The biggest offender of a weak/non call to action is the phrase “let me know.” The reason this one sticks out for me is that I got caught on it a while back. I got an inbound lead where a woman called me up and was interested in my training. She was actually REALLY interested in my training and was almost over the top with her enthusiasm about working with me (which should have been a red flag to begin with). She told me she had heard about my training from someone else and they were in desperate need of prospecting training. So, I got lazy on this one across the board. I didn’t get to power, understand the details of the decision-making process or criteria and, worst of all, didn’t lock her down for a next step after she asked me to send her information. She promised me she would get back to me next week.
Surprisingly enough, she actually did call me back the following week but I missed her call, so she left me a voice mail. On the voice mail, she told me she got my info, ran it by her boss and everything looked great … but … her boss didn’t want to release budget yet so it’s wasn’t a matter of IF they were going to do the training, just WHEN. Yeah right, I’ve heard that before.
So, I got lazy again. She called me and left a voice mail, which means she likes talking. I should have called her back but instead I emailed her back. In my email, I said I got her message and understand that timing and budget is always an issue and then to end it I said “let me know” when she wanted to reconnect.
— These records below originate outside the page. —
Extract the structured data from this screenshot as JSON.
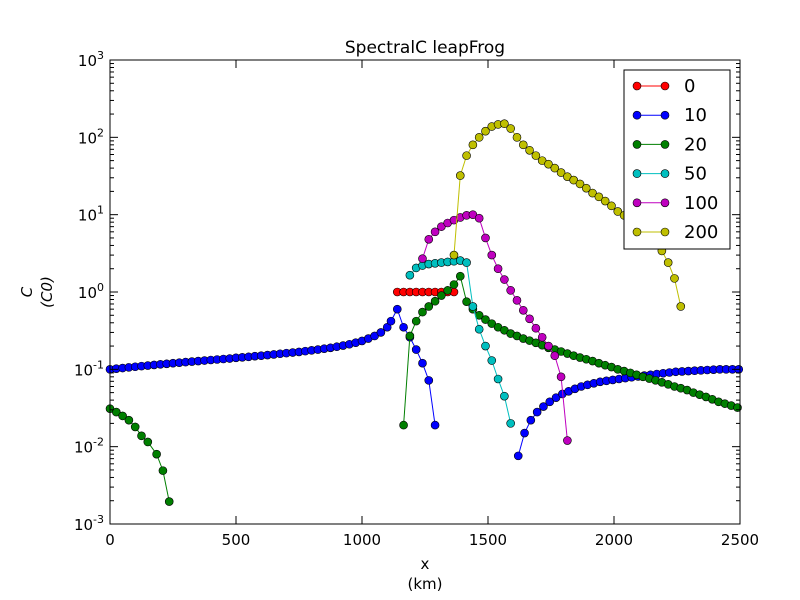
{
  "chart_data": {
    "type": "line",
    "title": "SpectralC leapFrog",
    "xlabel": "x",
    "xlabel_unit": "(km)",
    "ylabel": "C",
    "ylabel_unit": "(C0)",
    "xlim": [
      0,
      2500
    ],
    "ylim": [
      0.001,
      1000
    ],
    "yscale": "log",
    "xticks": [
      0,
      500,
      1000,
      1500,
      2000,
      2500
    ],
    "yticks": [
      {
        "base": "10",
        "exp": "-3",
        "value": 0.001
      },
      {
        "base": "10",
        "exp": "-2",
        "value": 0.01
      },
      {
        "base": "10",
        "exp": "-1",
        "value": 0.1
      },
      {
        "base": "10",
        "exp": "0",
        "value": 1
      },
      {
        "base": "10",
        "exp": "1",
        "value": 10
      },
      {
        "base": "10",
        "exp": "2",
        "value": 100
      },
      {
        "base": "10",
        "exp": "3",
        "value": 1000
      }
    ],
    "grid": false,
    "legend_position": "top-right",
    "series": [
      {
        "name": "0",
        "color": "#ff0000",
        "points": [
          [
            1140,
            1.0
          ],
          [
            1165,
            1.0
          ],
          [
            1190,
            1.0
          ],
          [
            1215,
            1.0
          ],
          [
            1240,
            1.0
          ],
          [
            1265,
            1.0
          ],
          [
            1290,
            1.0
          ],
          [
            1315,
            1.0
          ],
          [
            1340,
            1.0
          ],
          [
            1365,
            1.0
          ]
        ]
      },
      {
        "name": "10",
        "color": "#0000ff",
        "points": [
          [
            0,
            0.1
          ],
          [
            25,
            0.102
          ],
          [
            50,
            0.104
          ],
          [
            75,
            0.106
          ],
          [
            100,
            0.108
          ],
          [
            125,
            0.11
          ],
          [
            150,
            0.112
          ],
          [
            175,
            0.114
          ],
          [
            200,
            0.116
          ],
          [
            225,
            0.118
          ],
          [
            250,
            0.12
          ],
          [
            275,
            0.122
          ],
          [
            300,
            0.124
          ],
          [
            325,
            0.126
          ],
          [
            350,
            0.128
          ],
          [
            375,
            0.13
          ],
          [
            400,
            0.132
          ],
          [
            425,
            0.134
          ],
          [
            450,
            0.136
          ],
          [
            475,
            0.138
          ],
          [
            500,
            0.141
          ],
          [
            525,
            0.143
          ],
          [
            550,
            0.145
          ],
          [
            575,
            0.148
          ],
          [
            600,
            0.15
          ],
          [
            625,
            0.153
          ],
          [
            650,
            0.156
          ],
          [
            675,
            0.159
          ],
          [
            700,
            0.162
          ],
          [
            725,
            0.165
          ],
          [
            750,
            0.168
          ],
          [
            775,
            0.172
          ],
          [
            800,
            0.176
          ],
          [
            825,
            0.18
          ],
          [
            850,
            0.185
          ],
          [
            875,
            0.19
          ],
          [
            900,
            0.196
          ],
          [
            925,
            0.203
          ],
          [
            950,
            0.211
          ],
          [
            975,
            0.221
          ],
          [
            1000,
            0.233
          ],
          [
            1025,
            0.25
          ],
          [
            1050,
            0.27
          ],
          [
            1075,
            0.3
          ],
          [
            1100,
            0.35
          ],
          [
            1115,
            0.42
          ],
          [
            1140,
            0.6
          ],
          [
            1165,
            0.35
          ],
          [
            1190,
            0.26
          ],
          [
            1215,
            0.18
          ],
          [
            1240,
            0.12
          ],
          [
            1265,
            0.072
          ],
          [
            1290,
            0.019
          ],
          [
            1620,
            0.0076
          ],
          [
            1645,
            0.015
          ],
          [
            1670,
            0.022
          ],
          [
            1695,
            0.028
          ],
          [
            1720,
            0.033
          ],
          [
            1745,
            0.038
          ],
          [
            1770,
            0.043
          ],
          [
            1795,
            0.048
          ],
          [
            1820,
            0.052
          ],
          [
            1845,
            0.056
          ],
          [
            1870,
            0.06
          ],
          [
            1895,
            0.063
          ],
          [
            1920,
            0.066
          ],
          [
            1945,
            0.069
          ],
          [
            1970,
            0.071
          ],
          [
            1995,
            0.073
          ],
          [
            2020,
            0.075
          ],
          [
            2045,
            0.077
          ],
          [
            2070,
            0.079
          ],
          [
            2095,
            0.081
          ],
          [
            2120,
            0.083
          ],
          [
            2145,
            0.085
          ],
          [
            2170,
            0.087
          ],
          [
            2195,
            0.089
          ],
          [
            2220,
            0.091
          ],
          [
            2245,
            0.093
          ],
          [
            2270,
            0.094
          ],
          [
            2295,
            0.095
          ],
          [
            2320,
            0.096
          ],
          [
            2345,
            0.097
          ],
          [
            2370,
            0.098
          ],
          [
            2395,
            0.099
          ],
          [
            2420,
            0.1
          ],
          [
            2445,
            0.1
          ],
          [
            2470,
            0.1
          ],
          [
            2495,
            0.1
          ]
        ]
      },
      {
        "name": "20",
        "color": "#007f00",
        "points": [
          [
            0,
            0.031
          ],
          [
            25,
            0.028
          ],
          [
            50,
            0.025
          ],
          [
            75,
            0.022
          ],
          [
            100,
            0.018
          ],
          [
            125,
            0.0138
          ],
          [
            150,
            0.0115
          ],
          [
            185,
            0.008
          ],
          [
            210,
            0.0049
          ],
          [
            235,
            0.00195
          ],
          [
            1165,
            0.019
          ],
          [
            1190,
            0.27
          ],
          [
            1215,
            0.42
          ],
          [
            1240,
            0.55
          ],
          [
            1265,
            0.65
          ],
          [
            1290,
            0.76
          ],
          [
            1315,
            0.9
          ],
          [
            1340,
            1.05
          ],
          [
            1365,
            1.25
          ],
          [
            1390,
            1.6
          ],
          [
            1415,
            0.75
          ],
          [
            1440,
            0.6
          ],
          [
            1465,
            0.5
          ],
          [
            1490,
            0.44
          ],
          [
            1515,
            0.39
          ],
          [
            1540,
            0.35
          ],
          [
            1565,
            0.32
          ],
          [
            1590,
            0.29
          ],
          [
            1615,
            0.27
          ],
          [
            1640,
            0.25
          ],
          [
            1665,
            0.235
          ],
          [
            1690,
            0.22
          ],
          [
            1715,
            0.205
          ],
          [
            1740,
            0.19
          ],
          [
            1765,
            0.18
          ],
          [
            1790,
            0.17
          ],
          [
            1815,
            0.16
          ],
          [
            1840,
            0.15
          ],
          [
            1865,
            0.142
          ],
          [
            1890,
            0.135
          ],
          [
            1915,
            0.128
          ],
          [
            1940,
            0.12
          ],
          [
            1965,
            0.113
          ],
          [
            1990,
            0.107
          ],
          [
            2015,
            0.1
          ],
          [
            2040,
            0.095
          ],
          [
            2065,
            0.09
          ],
          [
            2090,
            0.085
          ],
          [
            2115,
            0.08
          ],
          [
            2140,
            0.076
          ],
          [
            2165,
            0.072
          ],
          [
            2190,
            0.068
          ],
          [
            2215,
            0.064
          ],
          [
            2240,
            0.06
          ],
          [
            2265,
            0.057
          ],
          [
            2290,
            0.054
          ],
          [
            2315,
            0.05
          ],
          [
            2340,
            0.047
          ],
          [
            2365,
            0.044
          ],
          [
            2390,
            0.041
          ],
          [
            2415,
            0.038
          ],
          [
            2440,
            0.036
          ],
          [
            2465,
            0.034
          ],
          [
            2490,
            0.032
          ]
        ]
      },
      {
        "name": "50",
        "color": "#00bfbf",
        "points": [
          [
            1190,
            1.65
          ],
          [
            1215,
            2.05
          ],
          [
            1240,
            2.2
          ],
          [
            1265,
            2.3
          ],
          [
            1290,
            2.35
          ],
          [
            1315,
            2.4
          ],
          [
            1340,
            2.45
          ],
          [
            1365,
            2.5
          ],
          [
            1390,
            2.55
          ],
          [
            1415,
            2.4
          ],
          [
            1440,
            0.65
          ],
          [
            1465,
            0.33
          ],
          [
            1490,
            0.2
          ],
          [
            1515,
            0.13
          ],
          [
            1540,
            0.075
          ],
          [
            1565,
            0.045
          ],
          [
            1590,
            0.02
          ]
        ]
      },
      {
        "name": "100",
        "color": "#bf00bf",
        "points": [
          [
            1240,
            2.7
          ],
          [
            1265,
            4.8
          ],
          [
            1290,
            6.0
          ],
          [
            1315,
            7.0
          ],
          [
            1340,
            7.8
          ],
          [
            1365,
            8.5
          ],
          [
            1390,
            9.2
          ],
          [
            1415,
            9.8
          ],
          [
            1440,
            10.0
          ],
          [
            1465,
            9.0
          ],
          [
            1490,
            5.0
          ],
          [
            1515,
            3.0
          ],
          [
            1540,
            2.0
          ],
          [
            1565,
            1.45
          ],
          [
            1590,
            1.05
          ],
          [
            1615,
            0.78
          ],
          [
            1640,
            0.58
          ],
          [
            1665,
            0.45
          ],
          [
            1690,
            0.34
          ],
          [
            1715,
            0.26
          ],
          [
            1740,
            0.2
          ],
          [
            1765,
            0.15
          ],
          [
            1790,
            0.08
          ],
          [
            1815,
            0.012
          ]
        ]
      },
      {
        "name": "200",
        "color": "#bfbf00",
        "points": [
          [
            1365,
            3.0
          ],
          [
            1390,
            32.0
          ],
          [
            1415,
            58.0
          ],
          [
            1440,
            80.0
          ],
          [
            1465,
            100.0
          ],
          [
            1490,
            120.0
          ],
          [
            1515,
            138.0
          ],
          [
            1540,
            147.0
          ],
          [
            1565,
            150.0
          ],
          [
            1590,
            130.0
          ],
          [
            1615,
            100.0
          ],
          [
            1640,
            80.0
          ],
          [
            1665,
            68.0
          ],
          [
            1690,
            58.0
          ],
          [
            1715,
            50.0
          ],
          [
            1740,
            45.0
          ],
          [
            1765,
            40.0
          ],
          [
            1790,
            35.0
          ],
          [
            1815,
            31.0
          ],
          [
            1840,
            28.0
          ],
          [
            1865,
            25.0
          ],
          [
            1890,
            22.0
          ],
          [
            1915,
            19.0
          ],
          [
            1940,
            17.0
          ],
          [
            1965,
            15.0
          ],
          [
            1990,
            13.0
          ],
          [
            2015,
            11.0
          ],
          [
            2040,
            9.8
          ],
          [
            2065,
            8.5
          ],
          [
            2090,
            7.5
          ],
          [
            2115,
            6.5
          ],
          [
            2140,
            5.5
          ],
          [
            2165,
            4.5
          ],
          [
            2190,
            3.4
          ],
          [
            2215,
            2.4
          ],
          [
            2240,
            1.5
          ],
          [
            2265,
            0.65
          ]
        ]
      }
    ]
  }
}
You know what her response was? “Sounds good.” And now I’m stuck in the “friend zone,” touching base and checking in all over the place and haven’t gotten a response since.
I’m not saying I would have guaranteed myself a meeting, but I at least would have given myself a chance if I had been more specific with my call to action and said something like “When are you free for a brief call to talk about timing and next steps?”
If you want something, ask for it. The more specific you are with your call to action, the better results you’re going to get. I have two main calls to action. One is “who is the best person to speak with about this?” and the other is “what’s the best way to get 15-30 minutes on your calendar?” If you get a “Let me know” from me these days, that pretty much means I don’t really care if we talk.